Long-Lasting Imprint in the Soluble Inflammatory Milieu Despite Early Treatment of Acute Symptomatic Hepatitis C
The Journal of Infectious Diseases, 2021
Khera T., Du Y., Todt D., Deterding K., Strunz B., Hardtke S., Aregay A., Port K., Hardtke-Wolenski M., Steinmann E., Björkström N., Manns M., Hengst J., Cornberg M., Wedemeyer H.

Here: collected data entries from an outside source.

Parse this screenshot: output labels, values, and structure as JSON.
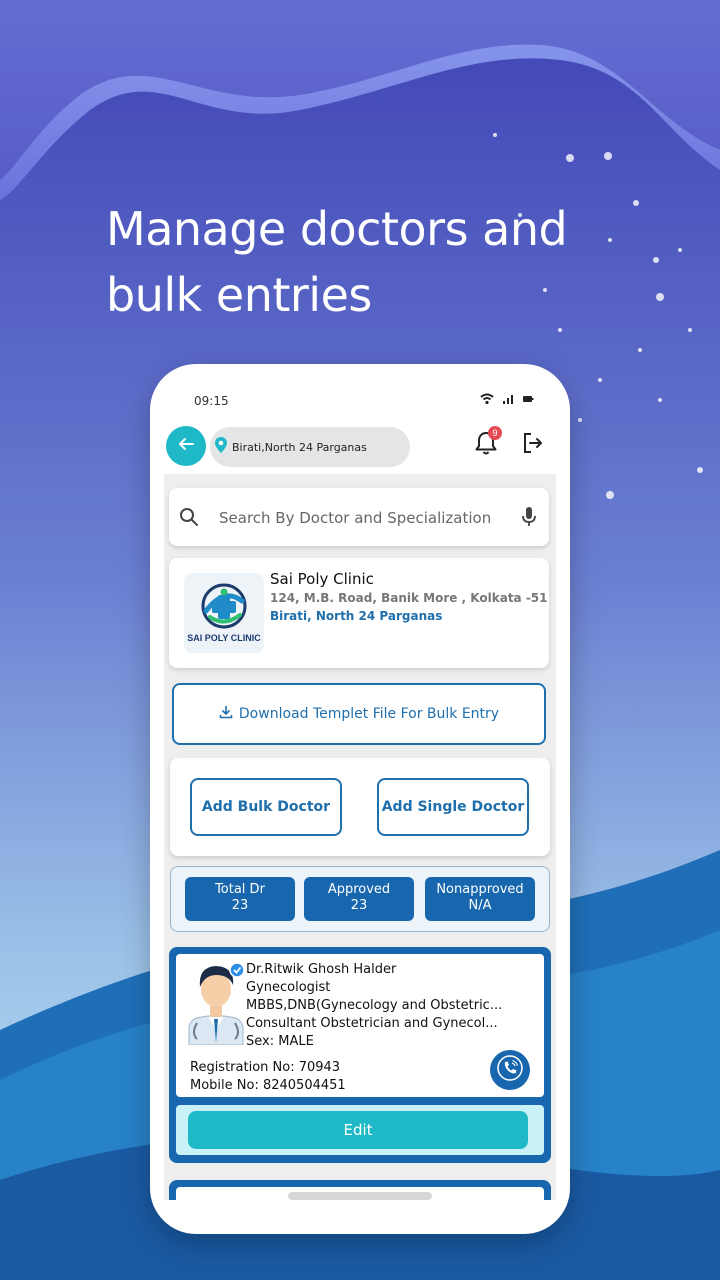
{
  "headline": "Manage doctors and bulk entries",
  "phone": {
    "status_time": "09:15",
    "location": "Birati,North 24 Parganas",
    "notification_count": "9"
  },
  "search": {
    "placeholder": "Search By Doctor and Specialization"
  },
  "clinic": {
    "name": "Sai Poly Clinic",
    "address": "124, M.B. Road, Banik More , Kolkata -51",
    "city": "Birati, North 24 Parganas",
    "logo_text": "SAI POLY CLINIC"
  },
  "download_label": "Download Templet File For Bulk Entry",
  "add_bulk_label": "Add Bulk Doctor",
  "add_single_label": "Add Single Doctor",
  "stats": [
    {
      "label": "Total Dr",
      "value": "23"
    },
    {
      "label": "Approved",
      "value": "23"
    },
    {
      "label": "Nonapproved",
      "value": "N/A"
    }
  ],
  "doctor": {
    "name": "Dr.Ritwik Ghosh Halder",
    "specialty": "Gynecologist",
    "degree": "MBBS,DNB(Gynecology and Obstetric...",
    "designation": "Consultant Obstetrician and Gynecol...",
    "sex": "Sex: MALE",
    "registration": "Registration No: 70943",
    "mobile": "Mobile No: 8240504451",
    "edit_label": "Edit"
  },
  "colors": {
    "primary_blue": "#1866ad",
    "teal": "#1fb8c6",
    "badge_red": "#e44b55"
  }
}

| Disease area | Application area | Sample type | Products |
|---|---|---|---|
Infectious Diseases | Pathophysiology | Plasma |  Olink Target 96 |
Abstract
Background
Treatment with direct-acting antivirals (DAAs) in patients with chronic hepatitis C infection leads to partial restoration of soluble inflammatory mediators (SIMs). In contrast, we hypothesized that early DAA treatment of acute hepatitis C virus (HCV) with DAAs may normalize most SIMs.
Methods
In this study, we made use of a unique cohort of acute symptomatic hepatitis C patients who cleared HCV with a 6-week course of ledipasvir/sofosbuvir. Plasma samples were used for proximity extension assay measuring 92 proteins.
Results
Profound SIM alterations were observed in acute HCV patients, with marked upregulation of interleukin (IL)-6 and CXCL-10, whereas certain mediators were downregulated (eg, monocyte chemoattractant protein-4, IL-7). During treatment and follow-up, the majority of SIMs decreased but not all normalized (eg, CDCP1, IL-18). Of note, SIMs that were downregulated before DAA treatment remained suppressed, whereas others that were initially unchanged declined to lower values during treatment and follow-up (eg, CD244).
Conclusions
Acute hepatitis C was associated with marked changes in the soluble inflammatory milieu compared with both chronic hepatitis patients and healthy controls. Whereas early DAA treatment partly normalized this altered signature, long-lasting imprints of HCV remained.